Absolutely, it was me. I take responsibility for those comments.
I want to recognize that the government has actually tried to address a lot of these issues. It has these calls for funding, calls for proposals, and community agencies take those and develop programs. Sometimes they're moving from grant opportunity to grant opportunity. Certainly in my discussions with community agencies, one of the things we talk about is that Black organizations, indigenous organizations, organizations focused on people of colour that are in this space are moving from project and proposal to project and proposal while the system is being built somewhere over there.

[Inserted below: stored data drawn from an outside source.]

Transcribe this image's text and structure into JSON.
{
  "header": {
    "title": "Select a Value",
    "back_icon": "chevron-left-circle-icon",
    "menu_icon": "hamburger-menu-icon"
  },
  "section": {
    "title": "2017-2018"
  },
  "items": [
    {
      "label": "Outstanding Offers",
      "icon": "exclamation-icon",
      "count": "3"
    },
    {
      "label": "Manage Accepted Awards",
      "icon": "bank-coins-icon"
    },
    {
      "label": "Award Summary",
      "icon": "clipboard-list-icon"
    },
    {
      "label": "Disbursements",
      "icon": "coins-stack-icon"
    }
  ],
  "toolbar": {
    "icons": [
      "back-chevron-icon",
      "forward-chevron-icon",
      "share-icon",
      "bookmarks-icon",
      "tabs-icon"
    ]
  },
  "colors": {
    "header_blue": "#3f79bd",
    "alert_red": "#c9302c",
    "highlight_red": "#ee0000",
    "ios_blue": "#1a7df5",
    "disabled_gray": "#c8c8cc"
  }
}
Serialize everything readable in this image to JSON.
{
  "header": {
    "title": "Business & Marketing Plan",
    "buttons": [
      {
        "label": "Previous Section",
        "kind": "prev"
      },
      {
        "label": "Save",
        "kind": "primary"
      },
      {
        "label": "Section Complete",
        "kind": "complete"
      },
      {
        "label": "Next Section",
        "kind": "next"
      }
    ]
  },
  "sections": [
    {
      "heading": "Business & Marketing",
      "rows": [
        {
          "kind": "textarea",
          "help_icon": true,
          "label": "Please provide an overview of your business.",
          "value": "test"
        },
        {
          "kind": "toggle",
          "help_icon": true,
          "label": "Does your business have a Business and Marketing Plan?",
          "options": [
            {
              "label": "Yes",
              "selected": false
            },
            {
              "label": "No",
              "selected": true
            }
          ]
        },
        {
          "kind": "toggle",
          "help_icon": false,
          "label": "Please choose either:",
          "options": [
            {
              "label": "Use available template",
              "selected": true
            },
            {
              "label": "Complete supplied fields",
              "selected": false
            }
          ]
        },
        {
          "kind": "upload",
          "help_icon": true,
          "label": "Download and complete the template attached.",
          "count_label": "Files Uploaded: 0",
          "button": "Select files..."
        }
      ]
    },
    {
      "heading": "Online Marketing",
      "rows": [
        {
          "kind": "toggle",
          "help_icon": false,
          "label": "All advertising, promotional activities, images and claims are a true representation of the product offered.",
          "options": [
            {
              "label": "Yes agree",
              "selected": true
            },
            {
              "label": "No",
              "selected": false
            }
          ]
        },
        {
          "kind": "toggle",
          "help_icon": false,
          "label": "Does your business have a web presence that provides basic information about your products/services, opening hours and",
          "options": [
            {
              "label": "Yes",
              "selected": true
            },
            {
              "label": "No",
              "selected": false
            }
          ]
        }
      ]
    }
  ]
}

How do we make these innovative solutions, these interventions that are working within communities, a sustained part of our mental health care system? I wonder if it's about redistributing resources, defunding in some places and moving that into places where they're actually reaching the communities we're trying to reach and thinking through the lens of equity. This is about reaching out to the communities that need it the most. We need to think differently about our resources. Is it redistribution of stuff from health, redistribution of resources that are going to public health, since there's a population health issue and also a health promotion issue? Those are my comments. I think there's a lot of innovation and exciting work happening within community-based organizations.
The other thing is that we could be thinking about making sustainable changes in the mental health care system by building a “person force” that can actually deliver these mental health care services from within the communities themselves. That requires, I guess, scholarships to get people skilled appropriately, but also recognition of other types of health care provision that are relevant to the mental health of young women and girls.